Periodic Reporting for period 2 - IDPfun (Driving the functional characterization of intrinsically disordered proteins)
Reporting period: 2020-03-01 to 2023-08-31
Despite their importance, IDPs remain poorly characterized due to significant challenges encountered in both experimental and computational studies. Capturing the properties of dynamic systems is challenging at the experimental level, while modeling IDPs is difficult computationally due to the lack of standardized and integrated data. Computational methods have aided in identifying IDPs based on their amino acid sequences, and curated databases dedicated to IDPs have provided a starting point for their analysis. However, our functional understanding of IDPs remains limited.
Advancing our knowledge of IDPs has substantial societal impact, given their involvement in numerous diseases.IDPfun is an international consortium focused on expanding our understanding of IDP functions. The consortium was established based on fruitful collaborations initiated during the NGP-net COST Action (2015-2019). Leveraging existing state-of-the-art computational tools and databases, many of which were developed by IDPfun members, the consortium provided a collaborative environment for researching novel approaches to model different aspects of IDP behavior and enhance the accessibility of IDP data.

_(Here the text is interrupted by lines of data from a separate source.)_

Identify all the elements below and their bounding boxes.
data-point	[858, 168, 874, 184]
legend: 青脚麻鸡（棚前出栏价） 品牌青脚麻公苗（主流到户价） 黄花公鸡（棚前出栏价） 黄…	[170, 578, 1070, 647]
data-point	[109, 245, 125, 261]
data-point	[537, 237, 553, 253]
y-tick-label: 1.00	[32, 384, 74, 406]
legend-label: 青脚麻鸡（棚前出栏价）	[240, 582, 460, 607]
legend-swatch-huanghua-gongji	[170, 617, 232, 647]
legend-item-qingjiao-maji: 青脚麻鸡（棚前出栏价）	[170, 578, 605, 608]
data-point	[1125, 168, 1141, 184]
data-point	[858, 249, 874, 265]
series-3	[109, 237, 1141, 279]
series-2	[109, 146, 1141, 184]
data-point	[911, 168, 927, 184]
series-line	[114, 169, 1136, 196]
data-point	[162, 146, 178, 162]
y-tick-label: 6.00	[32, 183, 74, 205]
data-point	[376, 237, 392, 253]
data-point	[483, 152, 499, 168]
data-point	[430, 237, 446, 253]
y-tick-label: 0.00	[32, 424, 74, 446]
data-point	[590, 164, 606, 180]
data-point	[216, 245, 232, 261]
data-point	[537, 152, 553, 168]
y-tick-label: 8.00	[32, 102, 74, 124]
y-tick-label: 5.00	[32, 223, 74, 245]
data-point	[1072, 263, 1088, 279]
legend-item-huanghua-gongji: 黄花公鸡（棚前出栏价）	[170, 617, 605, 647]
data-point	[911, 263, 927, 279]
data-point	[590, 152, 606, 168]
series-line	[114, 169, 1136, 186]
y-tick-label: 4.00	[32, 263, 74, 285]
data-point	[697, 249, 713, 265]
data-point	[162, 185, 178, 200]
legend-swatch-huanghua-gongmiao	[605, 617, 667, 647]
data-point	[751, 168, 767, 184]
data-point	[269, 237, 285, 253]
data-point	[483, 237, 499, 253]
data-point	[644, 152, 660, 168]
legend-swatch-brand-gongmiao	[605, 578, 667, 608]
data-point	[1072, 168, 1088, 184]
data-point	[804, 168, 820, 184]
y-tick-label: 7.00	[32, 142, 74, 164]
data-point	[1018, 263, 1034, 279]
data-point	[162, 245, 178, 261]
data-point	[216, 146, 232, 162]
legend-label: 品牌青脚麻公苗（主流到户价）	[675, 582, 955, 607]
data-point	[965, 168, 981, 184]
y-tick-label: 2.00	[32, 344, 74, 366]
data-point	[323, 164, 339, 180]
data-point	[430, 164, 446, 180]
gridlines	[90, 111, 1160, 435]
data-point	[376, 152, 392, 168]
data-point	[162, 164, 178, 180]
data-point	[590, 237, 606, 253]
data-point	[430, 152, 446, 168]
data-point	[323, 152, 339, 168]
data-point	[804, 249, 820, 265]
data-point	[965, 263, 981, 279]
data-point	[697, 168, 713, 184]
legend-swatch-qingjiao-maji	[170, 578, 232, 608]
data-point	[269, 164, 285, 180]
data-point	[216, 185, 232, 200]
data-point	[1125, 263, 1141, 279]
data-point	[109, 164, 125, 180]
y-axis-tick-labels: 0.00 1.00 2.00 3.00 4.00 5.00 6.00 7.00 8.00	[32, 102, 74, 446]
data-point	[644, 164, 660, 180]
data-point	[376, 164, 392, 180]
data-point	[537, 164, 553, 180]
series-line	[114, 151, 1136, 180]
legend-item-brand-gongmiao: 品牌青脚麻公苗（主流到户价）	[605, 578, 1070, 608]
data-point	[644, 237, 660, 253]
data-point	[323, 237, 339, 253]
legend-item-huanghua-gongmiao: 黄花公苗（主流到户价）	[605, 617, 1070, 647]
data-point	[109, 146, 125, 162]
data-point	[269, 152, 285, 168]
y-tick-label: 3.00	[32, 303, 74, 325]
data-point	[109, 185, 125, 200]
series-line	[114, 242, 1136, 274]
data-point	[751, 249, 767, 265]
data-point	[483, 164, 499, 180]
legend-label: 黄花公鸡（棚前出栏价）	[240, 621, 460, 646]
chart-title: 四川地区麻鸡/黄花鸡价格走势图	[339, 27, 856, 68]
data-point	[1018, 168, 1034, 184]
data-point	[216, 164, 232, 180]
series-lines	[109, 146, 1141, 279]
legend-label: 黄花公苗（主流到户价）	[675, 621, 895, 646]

The second significant achievement of IDPfun pertains to the standardization and integration of IDP data into public databases while adopting best practices. The IDPfun consortium developed the Minimum Information About Disorder Experiments (MIADE) guidelines in collaboration with the IDP working group of the Human Proteome Organization - Proteomics Standards Initiative (HUPO-PSI) and the ELIXIR IDP Community. They also integrated the Evidence & Conclusion Ontology (ECO) with new terms for describing IDP experiments and created curation guidelines for community annotation of IDPs from the literature. The IDPfun consortium organized the Critical Assessment of protein Intrinsic Disorder (CAID) challenge, which evaluates IDP prediction methods and promotes standardization of IDP software. CAID is globally recognized, connected with ELIXIR services, and coordinated with the Critical Assessment of protein Structure Prediction (CASP). Also, IDPfun established ontological definitions for describing IDP functions. New terms were integrated into the Gene Ontology (GO), and IDPfun actively participated in the organization of the Critical Assessment of Function Annotation (CAFA), which evaluates function prediction methods.
The third major accomplishment of the IDPfun project involved the integration of IDP knowledge into public databases. New IDP models were incorporated into IDPfun curated databases such as DisProt, PED, ELM, and FuzDB. Additionally, the output of the developed software tools was integrated into the MobiDB aggregation database. By standardizing IDP function and the output format of prediction tools, data exchange between IDPfun resources and core resources maintained at the European Bioinformatics Institute (EBI), including InterPro, PDBe-KB, and UniProtKB, became possible. Moreover, the standardization of IDP ensemble structural data enabled the aggregation of PED records with experimental structural data from the Protein Data Bank (PDB) consortium in the 3D-beacons system, providing a centralized interface for accessing all publicly available structural data.
Scientific and technological achievements that contributed to the overall mission of the IDPfun research project were effectively disseminated through various activities aimed at raising awareness of IDPs in the life sciences community: integrating IDP knowledge into major databases, publishing in high-impact journals, incorporating IDP-related challenges into international bioinformatics assessments (CAFA and CASP), organizing conferences, online seminars, and hackathons, maintaining an active presence in social networks, establishing partnerships with other actions (PhasAGE, ML4NGP, etc.), and consortia (ELIXIR, GO, ECO, HUPO-PSI, InterPro, UniProtKB, PDB, etc.). The IDPfun project also provided training to researchers on utilizing IDP resources through protocol articles, webinars, training schools, and bootcamps.
An important indicator of the impact of the IDPfun project is the total number of citations accumulated by articles associated with the project, which exceeds 3,000. This exceptional result is particularly impressive considering that the majority of these works were published recently.
IDPfun has also enhanced the impact of European scientific advancements in Latin America and vice versa. This collaboration has resulted in the inclusion of Argentina in the list of target countries outside of Europe for new collaborations within the ELIXIR consortium.
Through its outreach activities, IDPfun has contributed to making research careers in the bioinformatics sector more attractive and has encouraged young individuals to pursue such careers in both Europe and Latin America. Additionally, the project has paved the way for the creation of innovative spin-off companies, opening up novel opportunities for entrepreneurship.